A segunda temporada firma o protagonismo de Jessica Jones e das personagens femininas fortes que atravessam sua história: ela é uma mulher poderosa, pouco preocupada em agradar os outros e está no protagonismo da trama. Jessica Jones não é uma boneca de porcelana e, muito menos, uma coadjuvante. Por isso, a (anti-) heroína gera certo tipo de identificação e simpatia. Mas uma mulher não gostaria de passar por tudo o que Jones passou. Uma mulher tem medo de ser mais uma Jessica na sociedade.
Como muitas, ela esteve rodeada de violência disfarçada de amor. Mesmo assim, se afasta do medo e usa sua força para adentrar em um universo psicológico cada vez mais complicado que permeia seu passado.
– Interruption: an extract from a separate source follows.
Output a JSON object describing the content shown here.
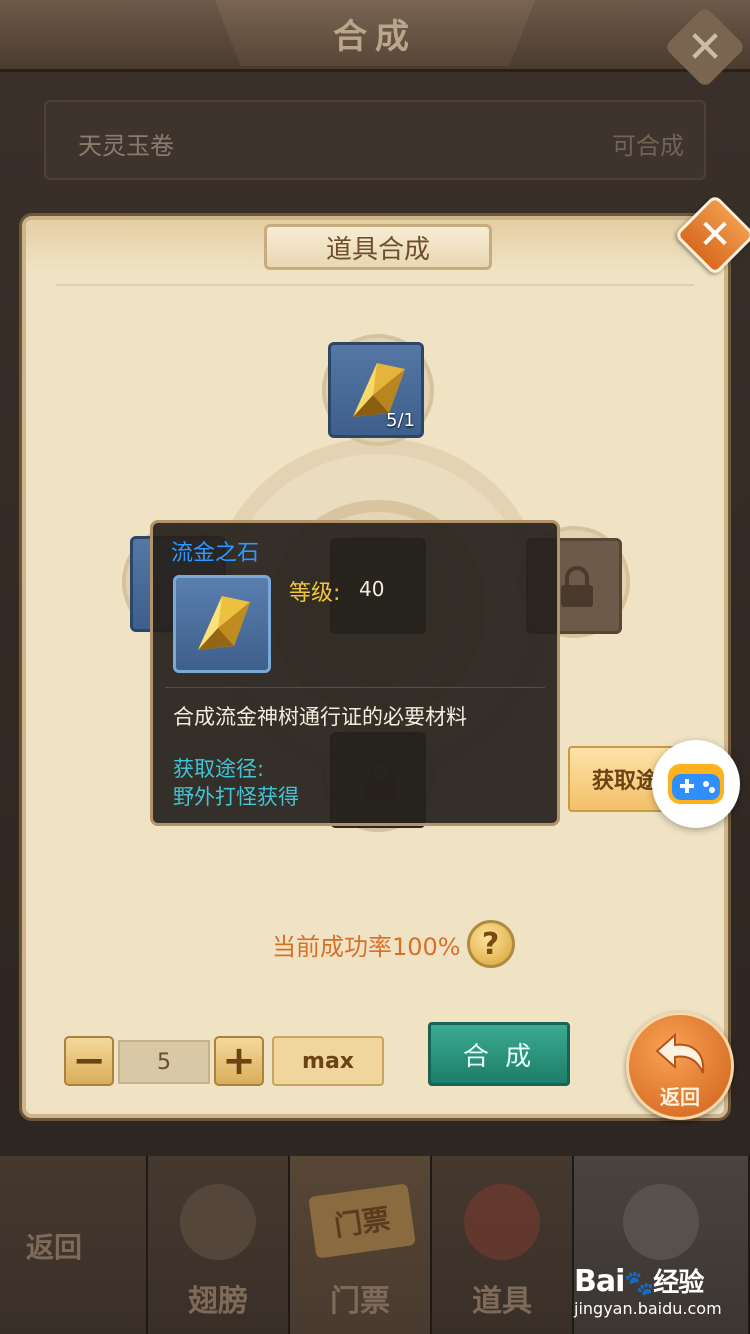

E com muitos palavrões e pouca paciência, Jones chega em 2018 como uma personagem amadurecida e com camadas ainda mais profundas, assim como todo ser humano.
Ou não? Queria Jessica ser tão humana quanto nós? Na verdade, não precisa. Jones é a super-heroína mais humana e verdadeira da Marvel. Em algum ponto, ela é como nós, cheia de problemas e conflitos no meio de dias bons. A heroína que talvez não queremos ser iguais, mas que nós admiramos.